Büyük bir satıştan sonra, altın 1.700 dolar seviyesinde konsolide oluyor. Analistlere göre, yaklaşan Federal Rezerv’in faiz oranı kararı, değerli metale yeni yönünü veren şey olabilir.
“Fed kararı, altın fiyatının sonraki hamlesini belirleyecek”

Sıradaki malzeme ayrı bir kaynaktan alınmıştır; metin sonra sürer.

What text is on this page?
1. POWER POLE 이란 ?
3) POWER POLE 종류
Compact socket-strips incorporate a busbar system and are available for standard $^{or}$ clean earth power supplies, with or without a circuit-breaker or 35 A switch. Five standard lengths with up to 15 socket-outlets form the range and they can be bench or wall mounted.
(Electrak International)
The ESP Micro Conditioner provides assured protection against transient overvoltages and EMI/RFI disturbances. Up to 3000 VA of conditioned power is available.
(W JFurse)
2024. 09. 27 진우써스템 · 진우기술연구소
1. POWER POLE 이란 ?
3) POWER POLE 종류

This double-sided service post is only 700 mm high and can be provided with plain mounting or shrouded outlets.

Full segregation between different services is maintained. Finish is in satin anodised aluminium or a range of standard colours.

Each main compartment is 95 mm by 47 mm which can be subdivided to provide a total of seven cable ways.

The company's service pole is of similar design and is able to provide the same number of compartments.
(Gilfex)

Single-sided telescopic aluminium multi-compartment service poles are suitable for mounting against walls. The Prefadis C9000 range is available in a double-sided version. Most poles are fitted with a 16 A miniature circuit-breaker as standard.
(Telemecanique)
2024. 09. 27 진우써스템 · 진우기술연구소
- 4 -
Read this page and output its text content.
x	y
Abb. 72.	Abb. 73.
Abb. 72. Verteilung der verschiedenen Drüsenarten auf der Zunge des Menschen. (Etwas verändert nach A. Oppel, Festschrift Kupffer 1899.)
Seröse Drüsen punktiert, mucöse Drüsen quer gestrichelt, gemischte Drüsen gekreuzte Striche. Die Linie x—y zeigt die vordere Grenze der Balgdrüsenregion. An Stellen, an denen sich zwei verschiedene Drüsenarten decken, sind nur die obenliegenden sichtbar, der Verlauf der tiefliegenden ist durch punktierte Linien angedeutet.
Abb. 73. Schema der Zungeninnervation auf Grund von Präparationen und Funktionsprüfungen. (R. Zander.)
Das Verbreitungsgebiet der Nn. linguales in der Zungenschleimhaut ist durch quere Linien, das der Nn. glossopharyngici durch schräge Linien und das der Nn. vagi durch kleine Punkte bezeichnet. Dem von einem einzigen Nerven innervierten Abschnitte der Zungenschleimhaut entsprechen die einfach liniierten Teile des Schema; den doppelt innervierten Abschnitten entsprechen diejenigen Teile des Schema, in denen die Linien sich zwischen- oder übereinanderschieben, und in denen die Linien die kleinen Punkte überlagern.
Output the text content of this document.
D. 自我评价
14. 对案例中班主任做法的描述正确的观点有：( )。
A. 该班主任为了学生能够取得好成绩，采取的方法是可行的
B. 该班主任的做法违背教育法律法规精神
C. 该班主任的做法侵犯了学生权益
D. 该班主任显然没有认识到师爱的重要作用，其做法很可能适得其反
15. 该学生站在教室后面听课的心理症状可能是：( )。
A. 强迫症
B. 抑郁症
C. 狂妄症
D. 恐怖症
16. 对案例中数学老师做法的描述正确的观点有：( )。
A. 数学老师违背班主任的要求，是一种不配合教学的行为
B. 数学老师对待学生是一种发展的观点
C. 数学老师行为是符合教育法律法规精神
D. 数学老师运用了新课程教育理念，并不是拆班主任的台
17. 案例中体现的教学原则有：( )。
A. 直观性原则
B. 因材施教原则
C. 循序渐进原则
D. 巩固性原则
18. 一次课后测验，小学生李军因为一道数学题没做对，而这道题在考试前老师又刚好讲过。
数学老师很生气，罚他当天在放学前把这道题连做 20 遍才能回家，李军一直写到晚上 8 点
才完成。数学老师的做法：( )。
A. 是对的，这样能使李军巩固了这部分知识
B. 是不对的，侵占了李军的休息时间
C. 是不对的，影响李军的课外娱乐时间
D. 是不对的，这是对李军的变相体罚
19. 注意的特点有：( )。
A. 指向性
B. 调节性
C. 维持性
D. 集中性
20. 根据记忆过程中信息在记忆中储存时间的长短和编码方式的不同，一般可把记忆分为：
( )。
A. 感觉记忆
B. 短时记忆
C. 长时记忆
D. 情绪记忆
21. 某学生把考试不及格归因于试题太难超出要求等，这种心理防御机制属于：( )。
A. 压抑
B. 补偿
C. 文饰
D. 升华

Altın, yılın ikinci yarısını hayal kırıklığı yaratan bir notla başlattı. Coinmuhendisi.com’dan takip ettiğiniz üzere DXY, 20 yılın en yüksek seviyesine yakın işlem görüyor. Bu ortamda sarı metal, Temmuz ayında yaklaşık% 6 düştü ve yatırımcılar güvenlik için dolara kaçtı. Ancak, OANDA kıdemli piyasa analisti Edward Moya, Temmuz ayındaki Fed kararının altının sonraki hamlesi için gereken olay olabileceğini söylüyor. Bu bağlamda analist, şu değerlendirmeyi yapıyor:
Bu, altın için değerli metalin belini kıracak ya da en yüksek sıkılaştırmanın fiyatlandığına dair umut verecek bir an. Yatırımcılar, ekonomik yavaşlamanın fiyatlama baskılarıyla daha hızlı bir düşüşe katkıda bulunacağı konusunda iyimserler. Bu da Fed’in sıkılaştırma işinin yıl sonuna kadar olabileceğini gösteriyor.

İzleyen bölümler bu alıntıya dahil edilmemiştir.